Here the statutory language is clear. Read together, sections 20069 and 21156 reflect the Legislature’s intent that an employee covered by PERS is *352physically or mentally disabled when the employee is substantially unable to perform the actual and usual duties of the position he or she holds for the current employer. If that employer is the State of California, or a statewide entity such as the University of California, the usual duties of the applicant may be properly determined in part by reference to a job description applicable statewide. But if, as here, the employer is a local contracting agency the usual duties of the applicant are those required by the particular employer of the applicant. In either case the applicant’s actual usual duties for the current employer are the correct standard for determining incapacity.
The majority, however, ignores the Legislature’s intent as captured in the plain language of the statutes at issue. Instead it finds ambiguity where there is none. Even if the statutory language were ambiguous, moreover, a court must resolve any ambiguity in favor of the employee seeking disability retirement. (Ventura County Deputy Sheriffs’ Assn. v. Board of Retirement (1997) 16 Cal.4th 483, 490 [66 Cal.Rptr.2d 304, 940 P.2d 891].) Here, there is no ambiguity in these statutes, apart from that the majority creates by not reading them carefully.

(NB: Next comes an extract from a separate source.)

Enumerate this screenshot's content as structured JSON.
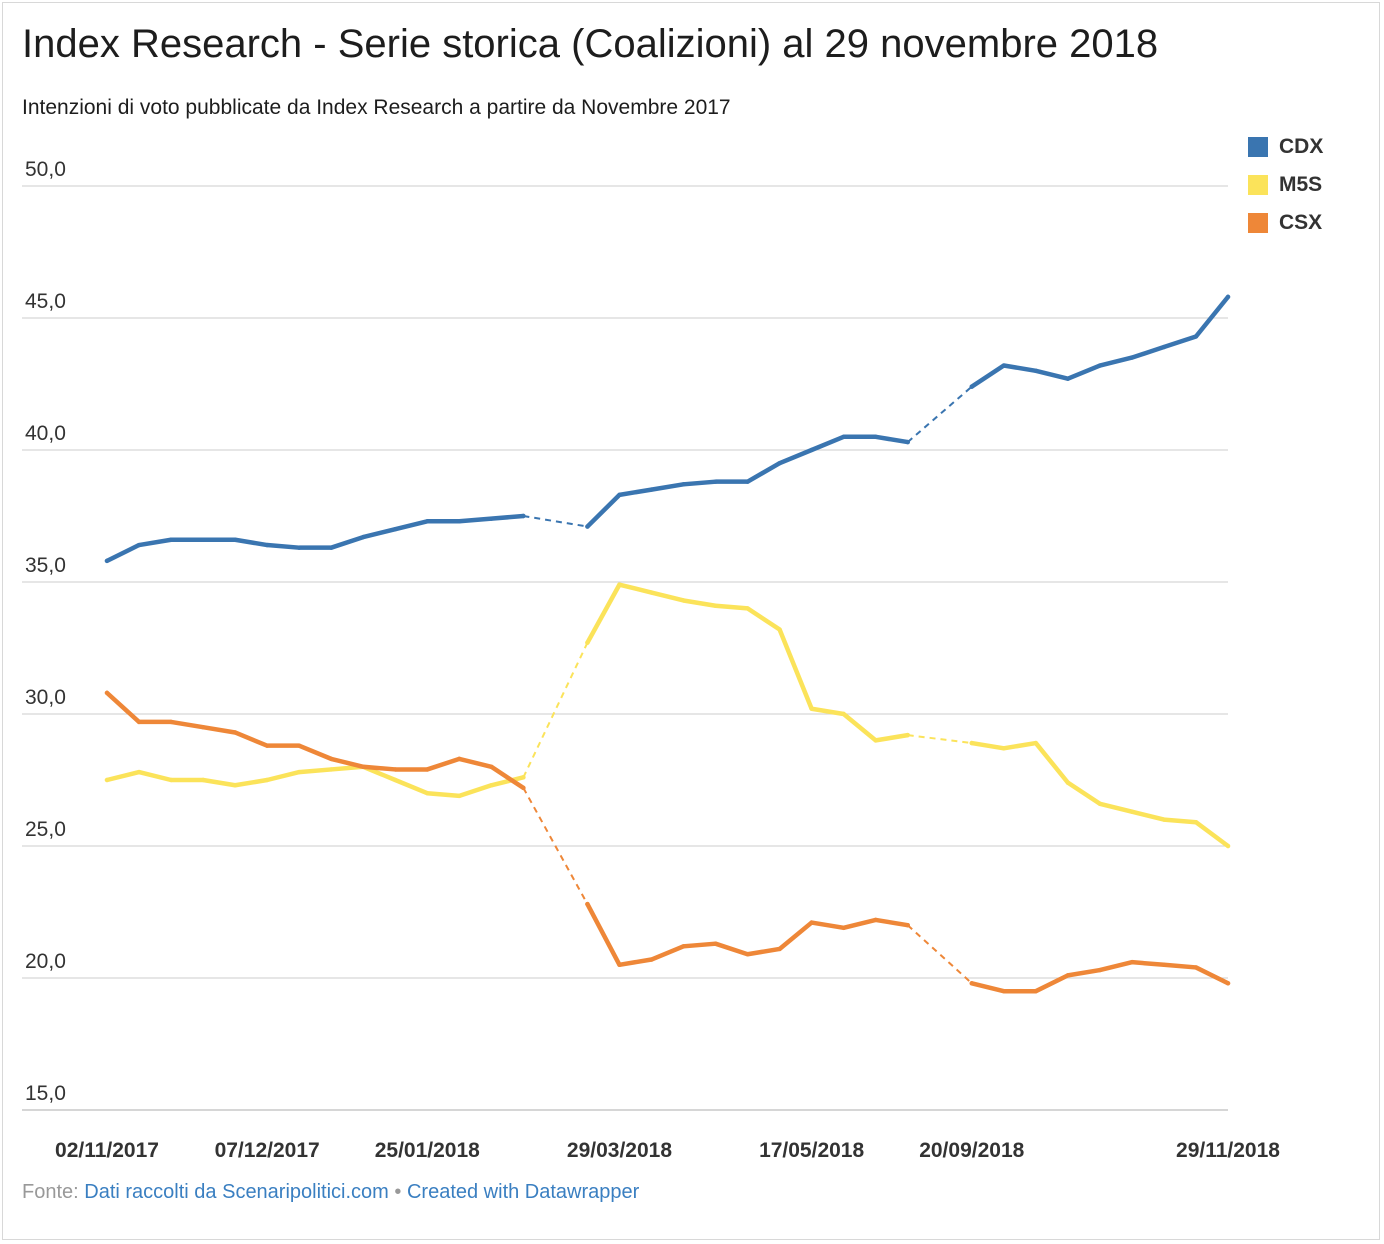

Today’s decision is a serious matter for any law enforcement officer working for a local public agency in this state, or anyone considering a career in local law enforcement. It means that, to obtain a disability retirement, it is not enough that an officer is no longer able, because of physical or mental injury, to perform the duties assigned by the employing agency. Rather, a city or other local agency may deny a disability retirement if the officer might be able to perform the duties of a roughly comparable position for some other public agency anywhere in this large state. This result is not compelled by the governing statute, it is contrary to the statute’s established administrative construction, and it imposes a heavy burden on injured employees. Our law enforcement officers deserve better.
I would reverse the Court of Appeal’s judgment with directions to affirm the superior court’s judgment granting petitioner the relief he seeks.
Werdegar, J., concurred.
Respondent’s petition for a rehearing was denied September 1, 2004. Kennard, J., and Werdegar, J., were of the opinion that the petition should be granted.
All statutory references, unless otherwise noted, are to the Government Code.